Results of the medium‐throughput screen using the in vitro TBI model. (A) B35 cells were differentiated through a combination of serum deprivation and chemical induction with 10 μM ATRA media supplement. At the fifth day of differentiation, cells were subjected to the in vitro TBI model: a combination of RSI (30 cycles, 0.67 Hz, −80 kPa) and oxidative stress (50 μM H₂O₂).
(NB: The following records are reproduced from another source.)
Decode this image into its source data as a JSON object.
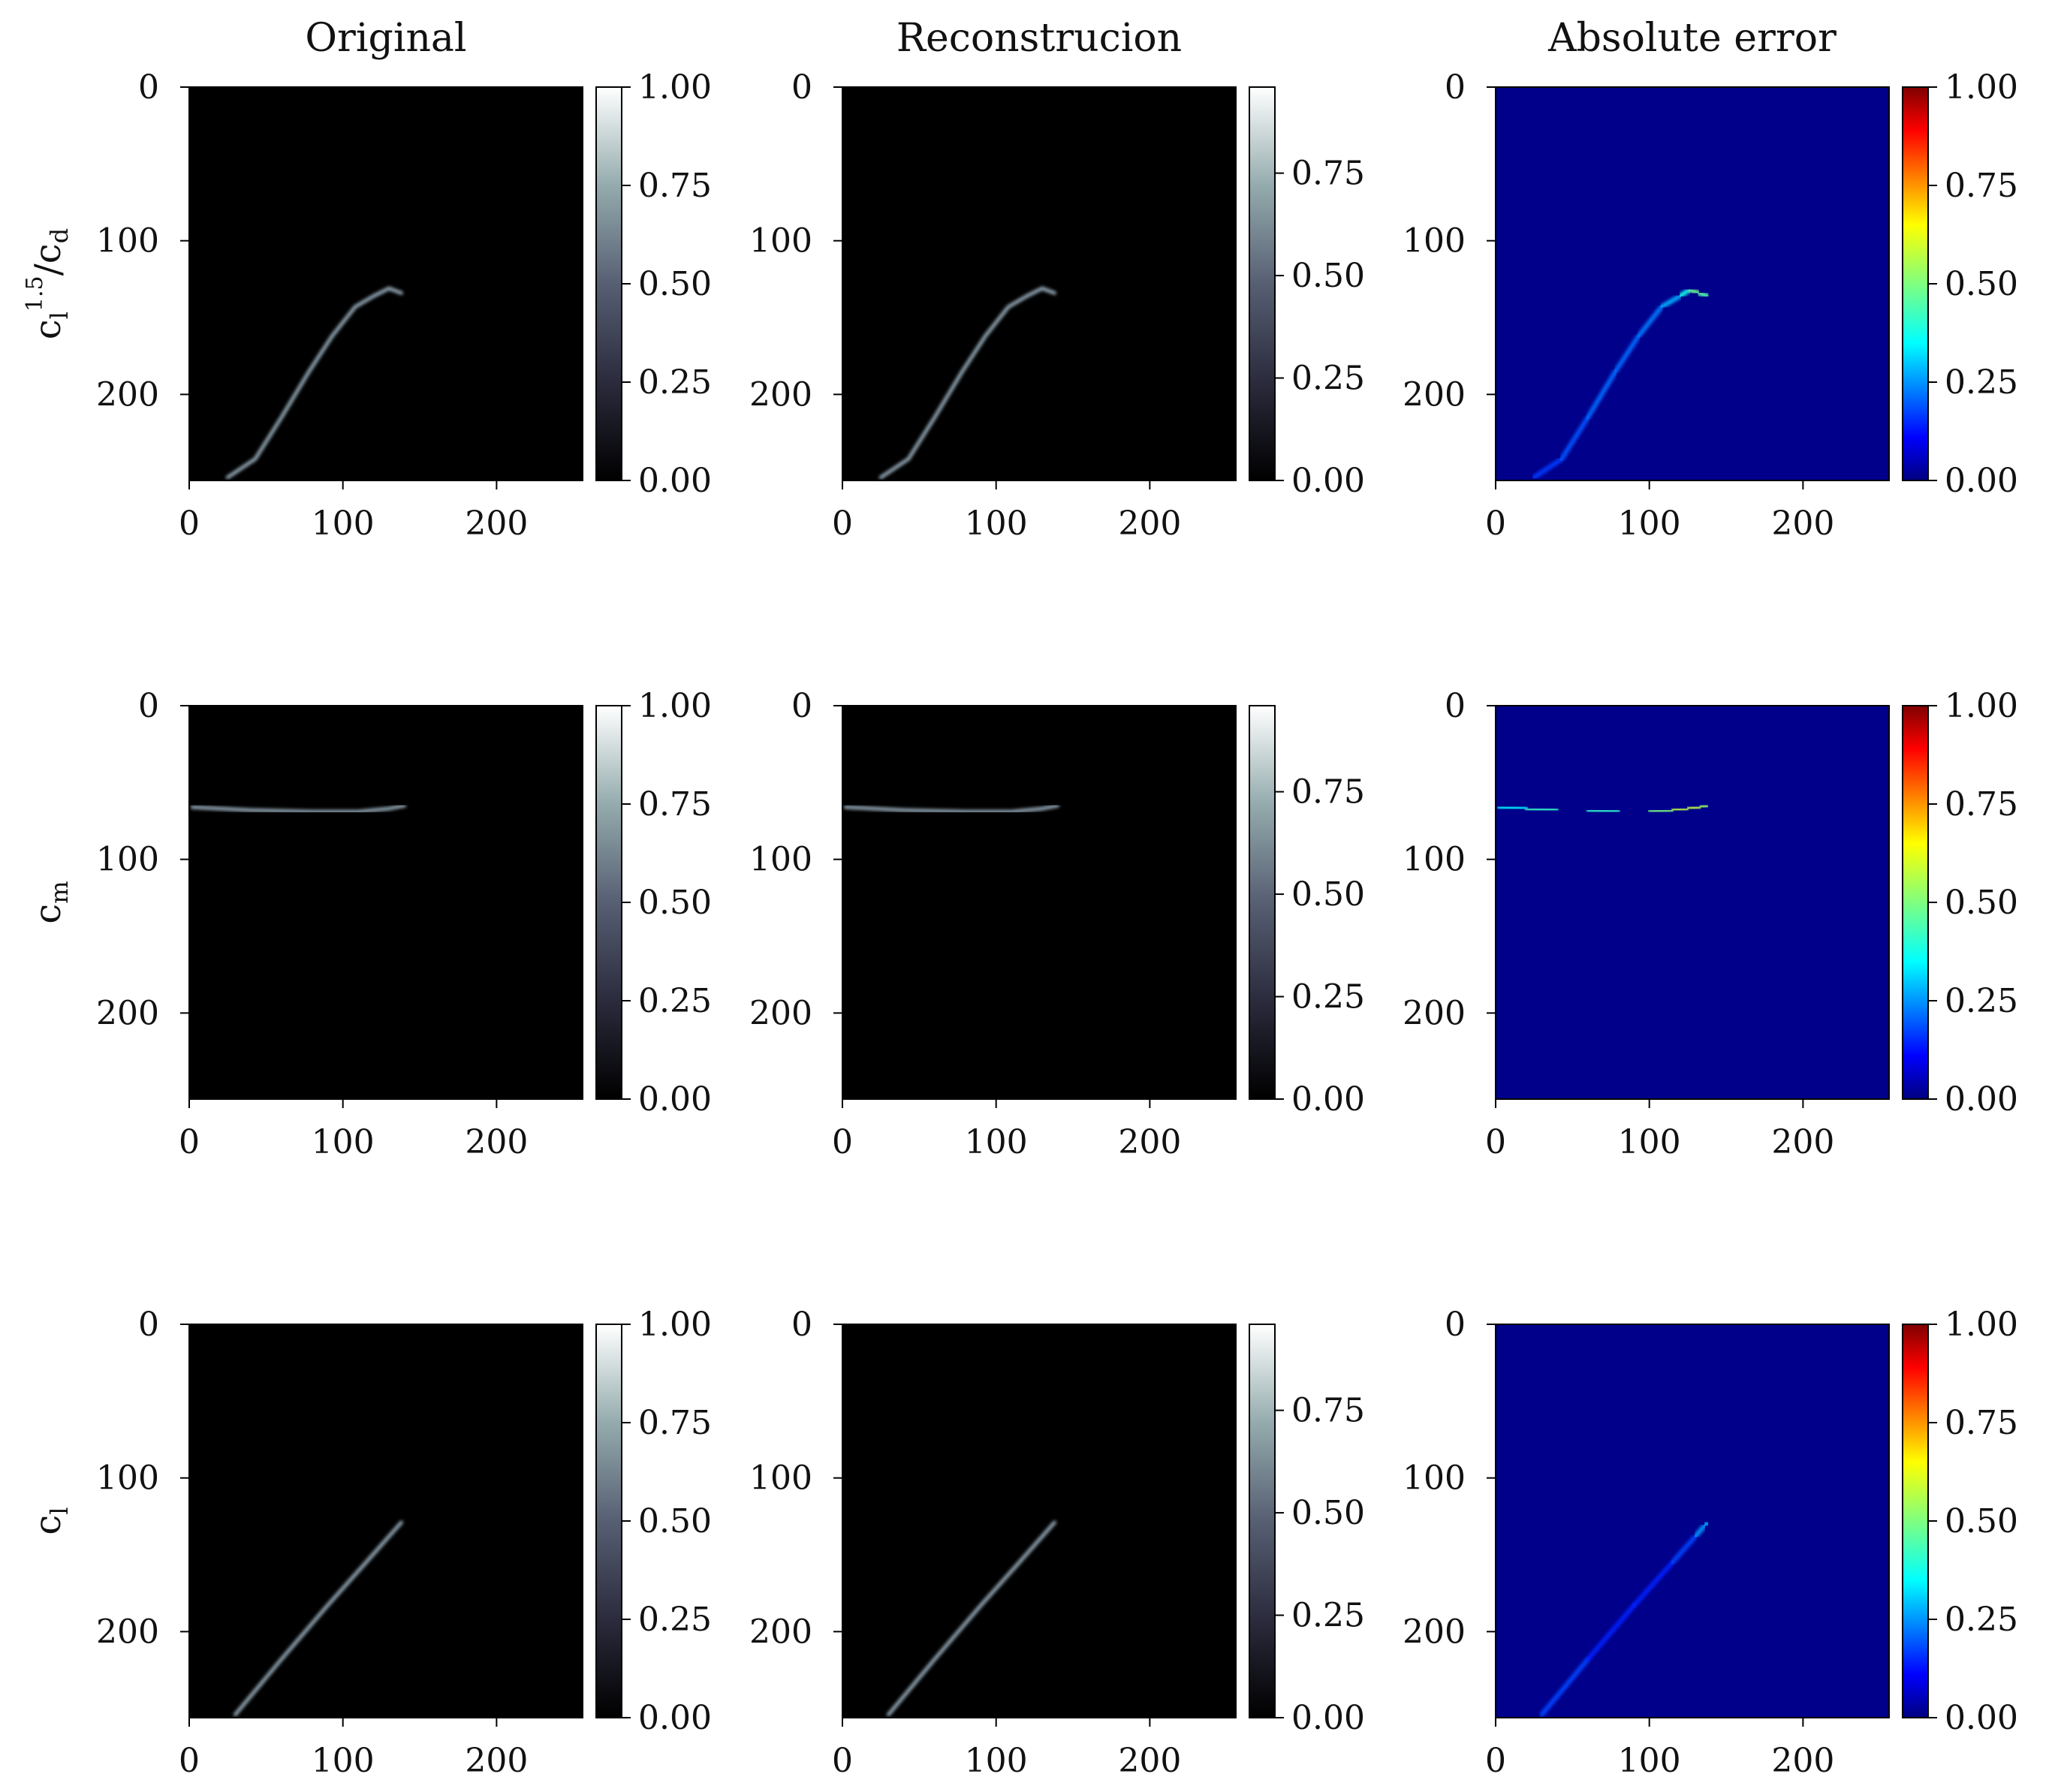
{
  "chart_data": {
    "type": "heatmap",
    "layout": {
      "rows": 3,
      "cols": 3
    },
    "column_titles": [
      "Original",
      "Reconstrucion",
      "Absolute error"
    ],
    "row_labels": [
      {
        "base": "c",
        "sub": "l",
        "sup": "1.5",
        "slash": "/",
        "base2": "c",
        "sub2": "d"
      },
      {
        "base": "c",
        "sub": "m"
      },
      {
        "base": "c",
        "sub": "l"
      }
    ],
    "image_axes": {
      "xlim": [
        0,
        256
      ],
      "ylim": [
        256,
        0
      ],
      "x_ticks": [
        0,
        100,
        200
      ],
      "y_ticks": [
        0,
        100,
        200
      ],
      "x_tick_labels": [
        "0",
        "100",
        "200"
      ],
      "y_tick_labels": [
        "0",
        "100",
        "200"
      ]
    },
    "colorbars": {
      "original": {
        "cmap": "bone",
        "range": [
          0,
          1.0
        ],
        "ticks": [
          0,
          0.25,
          0.5,
          0.75,
          1.0
        ],
        "tick_labels": [
          "0.00",
          "0.25",
          "0.50",
          "0.75",
          "1.00"
        ]
      },
      "reconstruction": {
        "cmap": "bone",
        "range": [
          0,
          0.96
        ],
        "ticks": [
          0,
          0.25,
          0.5,
          0.75
        ],
        "tick_labels": [
          "0.00",
          "0.25",
          "0.50",
          "0.75"
        ]
      },
      "error": {
        "cmap": "jet",
        "range": [
          0,
          1.0
        ],
        "ticks": [
          0,
          0.25,
          0.5,
          0.75,
          1.0
        ],
        "tick_labels": [
          "0.00",
          "0.25",
          "0.50",
          "0.75",
          "1.00"
        ]
      }
    },
    "colors": {
      "background_bone": "#000000",
      "curve_bone": "#8fa3b0",
      "background_jet": "#00008b"
    },
    "curves": [
      [
        [
          25,
          254
        ],
        [
          43,
          242
        ],
        [
          60,
          215
        ],
        [
          78,
          185
        ],
        [
          93,
          162
        ],
        [
          108,
          143
        ],
        [
          120,
          136
        ],
        [
          130,
          131
        ],
        [
          138,
          134
        ]
      ],
      [
        [
          2,
          66
        ],
        [
          40,
          68
        ],
        [
          80,
          69
        ],
        [
          110,
          69
        ],
        [
          130,
          67
        ],
        [
          140,
          65
        ]
      ],
      [
        [
          30,
          254
        ],
        [
          60,
          218
        ],
        [
          90,
          183
        ],
        [
          115,
          155
        ],
        [
          138,
          129
        ]
      ]
    ],
    "error_profiles": [
      [
        [
          25,
          254,
          0.15
        ],
        [
          43,
          242,
          0.18
        ],
        [
          60,
          215,
          0.2
        ],
        [
          78,
          185,
          0.22
        ],
        [
          93,
          162,
          0.2
        ],
        [
          108,
          143,
          0.25
        ],
        [
          120,
          136,
          0.3
        ],
        [
          126,
          132,
          0.45
        ],
        [
          132,
          134,
          0.5
        ],
        [
          138,
          136,
          0.4
        ]
      ],
      [
        [
          2,
          66,
          0.3
        ],
        [
          20,
          67,
          0.38
        ],
        [
          40,
          68,
          0.45
        ],
        [
          60,
          68,
          0.42
        ],
        [
          80,
          69,
          0.4
        ],
        [
          100,
          69,
          0.45
        ],
        [
          115,
          68,
          0.55
        ],
        [
          125,
          67,
          0.6
        ],
        [
          133,
          66,
          0.55
        ],
        [
          138,
          65,
          0.5
        ]
      ],
      [
        [
          30,
          254,
          0.2
        ],
        [
          60,
          218,
          0.15
        ],
        [
          90,
          183,
          0.13
        ],
        [
          115,
          155,
          0.15
        ],
        [
          130,
          138,
          0.2
        ],
        [
          136,
          131,
          0.3
        ],
        [
          138,
          129,
          0.25
        ]
      ]
    ]
  }
}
Test compounds were applied 1 h later at a final concentration of 3 μM. Baseline and 24 h endpoint measures were used to assess the ‘neuroprotective character’ of drugs in the screen. (B) Injured and vehicle‐treated controls were assessed to provide LDH and MTT score cut‐offs of Mean_CTL,LDH‐3SD_CTL and Mean_CTL,MTT + 3SD_CTL, which corresponded to LDH score = 143.7 and MTT score = 126.5. The scatter plot above shows Z scores within the screening data set generated such that the control‐derived cut‐offs fell along Z = 1.011 for the MTT axis and Z = −0.995 for the LDH axis. This revealed 223 compounds that satisfied the MTT requirement and 54 compounds satisfying the LDH requirement. The overlap of these two regions identified six compounds (rifampicin, indapamide, captopril, etoposide, cephadrine and D‐camphor) that were designated as potential ‘hit compounds’ and were subjected to follow‐up studies.

Figure 8

Dose‐responses: effect of the six potential compounds (rifampicin, indapamide, captopril, etoposide, cephadrine and D‐camphor) identified in the in vitro TBI model on LDH release in differentiated B35 cells. Drugs were applied at 1 h after in vitro TBI. Data are shown as mean ± SEM, n = 5.

Figure 9

Rifampicin reduces the percentage of late apoptotic and necrotic cell population after in vitro TBI in differentiated B35 cells and improves bioenergetic parameters. (A) Treatment with increasing concentrations of rifampicin (10 to 100 μM, applied at 1 h post in vitro TBI) produced a reduction in the percentage of apoptotic cells detected by flow cytometry. Results of a representative flow cytometry experiment are shown. (B) Rifampicin protects against the in vitro TBI induced impairment in bioenergetic parameters, assessed by Extracellular Flux Analysis, in differentiated B35 cells. Data are shown as mean ± SEM, n = 5. *P < 0.05, significant deleterious effect of the in vitro TBI challenge compared to control (non‐TBI subjected) neurons; #P < 0.05, significant protective effect of rifampicin on the indicated bioenergetic parameters.

Figure 10

Protection of rifampicin against RSI in human neural stem cell‐derived neurons. (A) One day after a RSI with or without rifampicin pretreatment, cells were stained with Fluro‐Jade C (green). (B) Four days after injury, neurons were labelled by TuJ‐1 antibody (red). Veh: vehicle control. Scale bars, 20 μm. Blue, DAPI nuclear counterstain. Data are shown as mean ± SEM, n = 5. *P < 0.05, significant differences between the indicated groups.